DOTmed News: And to your second point: what are lab data insights that keep people healthy? Can you elaborate?

TK: Lab tests are obviously crucial to individual diagnoses, and it’s agreed that lab results drive about 70 percent of all clinical decisions. But people are just now recognizing how aggregated lab values — results across specific patient populations or within a geographic area — can drive decisions about public or population health.

The possibilities for data analytics in the area of population health in particular are numerous and lucrative. Analyzing laboratory data could enable providers to anticipate disease outbreaks, understand cost and quality drivers, track patients for outreach programs, steer the highest-cost at-risk populations to timely and quality care, and identify and help manage populations suffering from chronic disease.

DOTmed News: Let’s return to how labs can help with hospital operations. What kinds of business intelligence can lab data provide?

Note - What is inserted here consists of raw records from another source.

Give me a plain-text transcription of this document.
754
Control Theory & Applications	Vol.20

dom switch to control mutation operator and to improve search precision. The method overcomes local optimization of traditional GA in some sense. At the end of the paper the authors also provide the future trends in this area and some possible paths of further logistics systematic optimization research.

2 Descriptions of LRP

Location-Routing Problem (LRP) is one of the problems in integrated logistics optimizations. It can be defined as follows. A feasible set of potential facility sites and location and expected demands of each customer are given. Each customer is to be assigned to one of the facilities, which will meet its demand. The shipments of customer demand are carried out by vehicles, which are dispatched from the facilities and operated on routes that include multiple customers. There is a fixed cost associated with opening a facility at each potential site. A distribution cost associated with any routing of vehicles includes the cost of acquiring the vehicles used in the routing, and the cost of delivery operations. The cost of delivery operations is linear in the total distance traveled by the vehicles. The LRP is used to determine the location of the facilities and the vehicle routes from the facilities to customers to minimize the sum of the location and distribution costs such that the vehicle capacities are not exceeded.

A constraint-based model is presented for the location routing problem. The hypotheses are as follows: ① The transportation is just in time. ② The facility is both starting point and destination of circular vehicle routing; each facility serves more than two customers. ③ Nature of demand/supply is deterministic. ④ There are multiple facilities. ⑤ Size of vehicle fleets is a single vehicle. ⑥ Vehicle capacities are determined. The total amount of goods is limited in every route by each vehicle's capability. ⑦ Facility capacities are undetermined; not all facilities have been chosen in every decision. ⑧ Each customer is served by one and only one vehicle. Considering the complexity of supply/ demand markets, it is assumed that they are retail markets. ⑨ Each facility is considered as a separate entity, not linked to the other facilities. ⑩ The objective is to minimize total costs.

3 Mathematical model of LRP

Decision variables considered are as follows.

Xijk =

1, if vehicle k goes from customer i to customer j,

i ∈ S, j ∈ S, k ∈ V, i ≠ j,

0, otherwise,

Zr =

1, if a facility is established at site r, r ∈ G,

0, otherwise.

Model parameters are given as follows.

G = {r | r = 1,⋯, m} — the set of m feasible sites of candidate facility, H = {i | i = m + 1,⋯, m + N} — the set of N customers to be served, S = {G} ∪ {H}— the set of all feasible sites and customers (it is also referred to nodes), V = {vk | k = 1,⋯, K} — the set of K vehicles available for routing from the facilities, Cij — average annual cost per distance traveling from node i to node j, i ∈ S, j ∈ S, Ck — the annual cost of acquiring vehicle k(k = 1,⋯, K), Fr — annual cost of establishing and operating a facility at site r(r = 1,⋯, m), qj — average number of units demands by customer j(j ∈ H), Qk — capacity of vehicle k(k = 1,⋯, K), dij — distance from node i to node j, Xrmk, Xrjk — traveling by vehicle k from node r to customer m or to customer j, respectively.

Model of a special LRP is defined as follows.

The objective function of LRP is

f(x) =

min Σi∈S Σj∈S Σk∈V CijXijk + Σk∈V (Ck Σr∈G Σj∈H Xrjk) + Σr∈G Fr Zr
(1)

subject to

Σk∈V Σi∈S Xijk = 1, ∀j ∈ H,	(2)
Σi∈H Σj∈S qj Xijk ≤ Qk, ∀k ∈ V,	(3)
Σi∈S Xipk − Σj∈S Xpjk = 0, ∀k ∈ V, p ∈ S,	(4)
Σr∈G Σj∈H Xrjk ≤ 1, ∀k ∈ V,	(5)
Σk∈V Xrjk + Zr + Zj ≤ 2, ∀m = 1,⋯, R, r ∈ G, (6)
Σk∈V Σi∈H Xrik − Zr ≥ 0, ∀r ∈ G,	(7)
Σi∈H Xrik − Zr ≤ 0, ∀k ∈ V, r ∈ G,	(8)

TK: Laboratories have similar operational challenges as many of the departments across the hospital — how to deliver its services as efficiently and effectively as possible. Here are just three of the areas in which the lab also impacts hospital operations:

Turnaround Time (TAT) — The key performance indicator for laboratory services is turnaround time (TAT). Given that the laboratory is often the initial diagnostic indicator for treating patients, the laboratory’s ability to provide results back to those making medical decisions in a timely manner is critical. Business intelligence enables laboratories to identify workflow issues and provide the optimal TAT.

Staffing — Labor drives more than 50 percent of a hospital’s operating costs. Optimization of human capital resources from top to bottom can often be challenging, especially in a hospital environment where demand fluctuates.

Business intelligence and analytics not only provide predictive indicators for staffing requirements, but also performance management tools which help to motivate and enable employee productivity.

Quality — Much like any other area in the hospital, the laboratory also strives to minimize errors. Errors in the laboratory lead to unnecessary waste/cost, delays in patient care and even misdiagnosis. This impacts the operational and clinical process across the care continuum.

These are just a couple examples of a number of ways that the laboratory is critical to the hospital’s financial and clinical objectives.